The scale factor is determined by the underlying model (for example 2×, 4×); some wrappers like “Upscale Image By (Using Model)”
expose an explicit upscale_by parameter, but ImageUpscaleWithModel itself simply applies whatever scale the model was trained for.
3. Can I use this node multiple times in a row?
Yes; chaining multiple Upscale Image (using Model) nodes (potentially with different models) is common when you need very high resolutions,
but be mindful of VRAM usage and diminishing returns in detail.
Common Mistakes and Troubleshooting
A frequent mistake is attempting to connect an IMAGE directly into upscale_model or leaving it unconnected,
which results in node‑type errors because the input expects an UPSCALE_MODEL handle, not pixel data.
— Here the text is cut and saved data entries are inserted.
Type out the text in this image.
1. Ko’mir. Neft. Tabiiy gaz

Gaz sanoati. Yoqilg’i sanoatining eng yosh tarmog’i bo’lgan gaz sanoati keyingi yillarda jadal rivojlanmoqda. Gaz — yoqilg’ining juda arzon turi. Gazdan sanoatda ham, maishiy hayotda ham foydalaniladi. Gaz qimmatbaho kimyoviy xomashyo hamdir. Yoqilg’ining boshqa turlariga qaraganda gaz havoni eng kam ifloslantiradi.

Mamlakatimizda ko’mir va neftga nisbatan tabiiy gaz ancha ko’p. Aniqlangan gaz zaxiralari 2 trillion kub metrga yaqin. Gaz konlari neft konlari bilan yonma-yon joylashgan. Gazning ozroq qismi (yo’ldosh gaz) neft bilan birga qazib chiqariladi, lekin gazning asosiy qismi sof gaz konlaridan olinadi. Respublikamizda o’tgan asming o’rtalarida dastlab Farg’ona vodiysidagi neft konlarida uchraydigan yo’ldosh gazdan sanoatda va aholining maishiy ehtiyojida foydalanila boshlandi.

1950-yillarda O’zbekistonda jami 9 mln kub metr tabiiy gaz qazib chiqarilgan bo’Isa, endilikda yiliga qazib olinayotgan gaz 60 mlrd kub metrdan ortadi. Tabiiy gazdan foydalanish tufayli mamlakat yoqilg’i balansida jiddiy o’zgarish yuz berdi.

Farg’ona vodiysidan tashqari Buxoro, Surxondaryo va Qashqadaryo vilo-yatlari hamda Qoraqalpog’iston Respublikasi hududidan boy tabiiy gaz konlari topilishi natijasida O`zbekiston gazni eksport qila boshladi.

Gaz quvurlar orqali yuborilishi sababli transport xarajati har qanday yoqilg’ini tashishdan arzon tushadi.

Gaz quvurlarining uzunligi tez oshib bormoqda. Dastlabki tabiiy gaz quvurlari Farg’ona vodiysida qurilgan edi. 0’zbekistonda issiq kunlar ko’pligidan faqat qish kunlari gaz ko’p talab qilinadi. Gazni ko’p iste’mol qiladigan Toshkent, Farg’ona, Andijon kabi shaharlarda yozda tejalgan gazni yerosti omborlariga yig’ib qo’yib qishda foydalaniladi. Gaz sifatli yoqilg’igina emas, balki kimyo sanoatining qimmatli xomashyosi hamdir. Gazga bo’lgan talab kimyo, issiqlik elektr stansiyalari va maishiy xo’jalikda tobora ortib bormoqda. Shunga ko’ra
Another issue is using mismatched or low‑quality upscalers (for example anime models on photos), which can introduce artifacts or
over‑sharpening; in such cases, try different models and inspect results at full resolution. If the node crashes with out‑of‑memory errors,
reduce input resolution, disable large batches, or move to a tiled or UltimateSD‑based upscaling solution that is more memory‑aware.
Conclusion
Upscale Image (using Model) is the central building block for model‑based image upscaling in ComfyUI, cleanly connecting reusable upscaler weights to image tensors and enabling high‑quality, memory‑efficient resolution boosts in both simple and advanced workflows.